On rappela aussitôt le cardinal de Bouillon. Il partit : mais, ayant appris à quelques milles de Rome que le cardinal doyen était mort, il fut obligé de revenir sur ses pas pour prendre possession de cette dignité qui lui appartenait de droit, étant, quoique jeune encore, le plus ancien des cardinaux.

La place de doyen du sacré collège donne à Rome de très-grandes prérogatives ; et, selon la manière de penser de ce temps-là, c’était une chose agréable pour la France qu’elle fût occupée par un Français.

Ce n’était point d’ailleurs manquer au roi que de se mettre en possession de son bien, et de partir ensuite. Cependant cette démarche aigrit le roi sans retour. Le cardinal en arrivant en France fut exilé, et cet exil dura dix années entières.

Enfin, lassé d’une si longue disgrâce, il prit le parti de sortir de France pour jamais, en 1710, dans le temps que Louis XIV semblait accablé par les alliés, et que le royaume était menacé de tous côtés[1].

Le prince Eugène et le prince d’Auvergne, ses parents, le reçurent sur les frontières de Flandre, où ils étaient victorieux.
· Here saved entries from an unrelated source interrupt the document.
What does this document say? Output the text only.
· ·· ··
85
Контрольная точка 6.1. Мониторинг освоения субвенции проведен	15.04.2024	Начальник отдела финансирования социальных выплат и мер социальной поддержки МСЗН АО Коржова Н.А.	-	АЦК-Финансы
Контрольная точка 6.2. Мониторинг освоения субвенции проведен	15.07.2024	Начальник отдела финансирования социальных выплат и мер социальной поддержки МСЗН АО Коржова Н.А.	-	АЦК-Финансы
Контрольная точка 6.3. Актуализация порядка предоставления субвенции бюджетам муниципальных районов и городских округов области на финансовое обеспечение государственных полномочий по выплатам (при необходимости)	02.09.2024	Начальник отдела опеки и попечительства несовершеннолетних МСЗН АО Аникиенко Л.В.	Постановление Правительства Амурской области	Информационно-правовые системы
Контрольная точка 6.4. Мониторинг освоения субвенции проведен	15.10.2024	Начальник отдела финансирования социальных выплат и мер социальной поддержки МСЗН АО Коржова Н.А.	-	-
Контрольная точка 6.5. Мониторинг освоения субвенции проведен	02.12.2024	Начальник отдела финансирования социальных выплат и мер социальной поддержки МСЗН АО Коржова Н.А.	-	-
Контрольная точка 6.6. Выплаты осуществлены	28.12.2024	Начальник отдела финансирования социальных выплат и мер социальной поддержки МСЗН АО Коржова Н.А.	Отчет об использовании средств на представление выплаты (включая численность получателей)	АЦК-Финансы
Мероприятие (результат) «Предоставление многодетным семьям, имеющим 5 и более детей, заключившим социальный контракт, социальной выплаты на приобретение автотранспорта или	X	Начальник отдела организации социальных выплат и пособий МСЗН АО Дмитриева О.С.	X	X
Il envoya au roi la croix de l’ordre du Saint-Esprit, et la démission de sa charge de grand aumônier de France, en lui écrivant ces propres paroles : « Je reprends la liberté que me donnaient ma naissance de prince étranger, fils d’un souverain, ne dépendant que de Dieu, et ma dignité de cardinal de la sainte l’Église romaine et de doyen du sacré collège… Je tâcherai de travailler le reste de mes jours à servir Dieu et l’Église dans la première place après la suprême[2], etc. »

Sa prétention de prince indépendant lui paraissait fondée,

  1. Quoi que dise Voltaire, il paraît qu’à Rome le cardinal de Bouillon ne suivait pas ses instructions, et que, de retour, il entretint des intelligences avec les ennemis du royaume. (G. A.)
  2. Voyez tome XI, page 391.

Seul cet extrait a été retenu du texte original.